Mardi Gras: Exactly 150 years ago, a group of prominent New Orleans businessmen gathered together to form an organization that would welcome the Grand Duke Alex Romanoff Alexandrovitch to the city during the annual Mardi Gras festivities, begun more than a century earlier. That event, and the parade and ball that were established, formed what is now known as the Rex organization and the heartbeat of Mardi Gras. Today, there are hundreds of Mardi Gras clubs (called krewes) that host grand balls and several dozen krewes that conduct elaborate, colorful and, at times, outrageous parades through the streets of the city. In fact, it is hard to imagine this city without the annual spring celebration. Locals and visitors alike get into the spirit and Mardi Gras revelry is legendary. While Mardi Gras Day is the biggest celebration, the season actually begins on Twelfth Night, January 6. However, the two weeks prior to the event are a frenzy of activity and a bow to the many traditions that have remained intact throughout the centuries.

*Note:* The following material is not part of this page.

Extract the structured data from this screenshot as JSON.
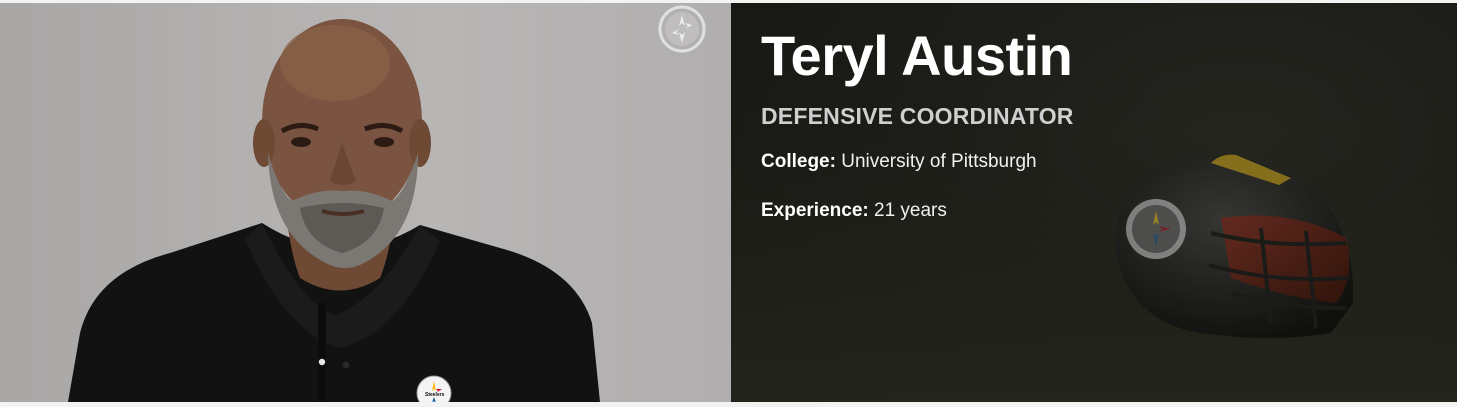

Mardi Gras: Visitors are welcome at any parade. The most family-friendly areas are along the magnificent oak-tree-lined St. Charles Avenue. Here locals and visitors greet the colorful parades with custom designed floats made of sparkling papier-maché. Marching bands from colleges, high schools and military units from throughout the United States provide a rhythm and sound unmatched by any other parade in this country. The streets of the French Quarter are a bit bawdier and more crowded. Strollers are free to walk down the streets with alcoholic beverages in plastic cups, and there is no limit to the imagination of costume design. Let's just say that many people on the streets take a "less is more" attitude. Riders on these lavish floats are local citizens who belong to the sponsoring krewes and toss "throws" to passersby. The most coveted "throws" include doubloons (metal coins embossed with the names of the krewe), beads, plastic cups, stuffed toys, moon pies and even panties. Balls are opulent, formal affairs, each with its own king, queen and royal court. Guests are included by invitation only. A coveted invitation is usually sent to a guest without mention of the name of the member who invited him or her as secrecy is respected as part of the tradition.

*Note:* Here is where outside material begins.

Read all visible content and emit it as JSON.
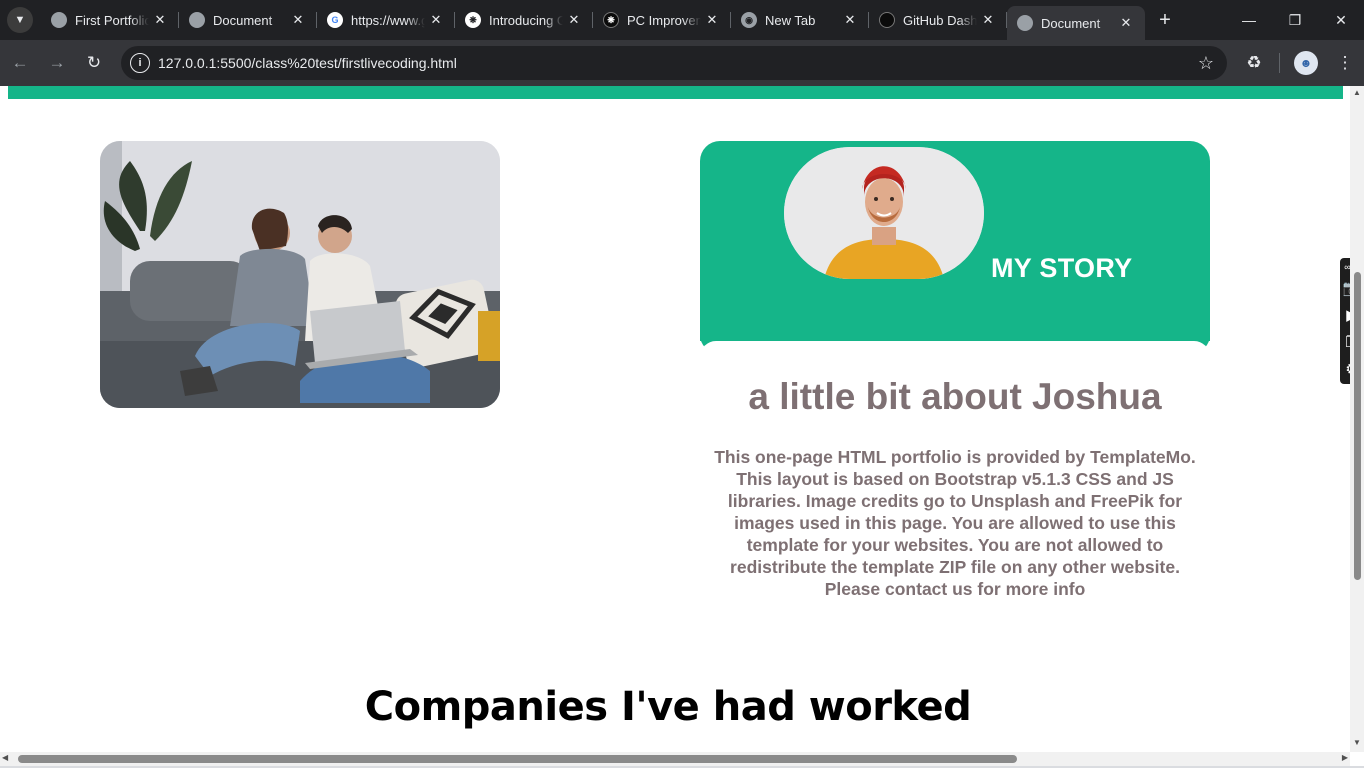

"Mardi Gras: It's Carnival Time in Louisiana" is found at the Presbytere in the historic French Quarter. There are two floors of high-tech, interactive exhibitions that trace the history, culture and traditions that surround this annual rite of passage in New Orleans and south Louisiana. Visitors find exquisite costumes (from the beaded gowns of ball queens to the bold headdresses of the Mardi Gras Indians), antique ball invitations, crowns, scepters and jewels worn by royalty. The exhibition bedazzles and educates!
King Cake: One Mardi Gras delicacy is the king cake, a rich pastry that is decorated with a sugary icing in the Mardi Gras colors of purple, green and gold. Each cake contains one small plastic baby, and the person who finds the baby in his or her piece must host the next party. It's just another quirky tradition of the season.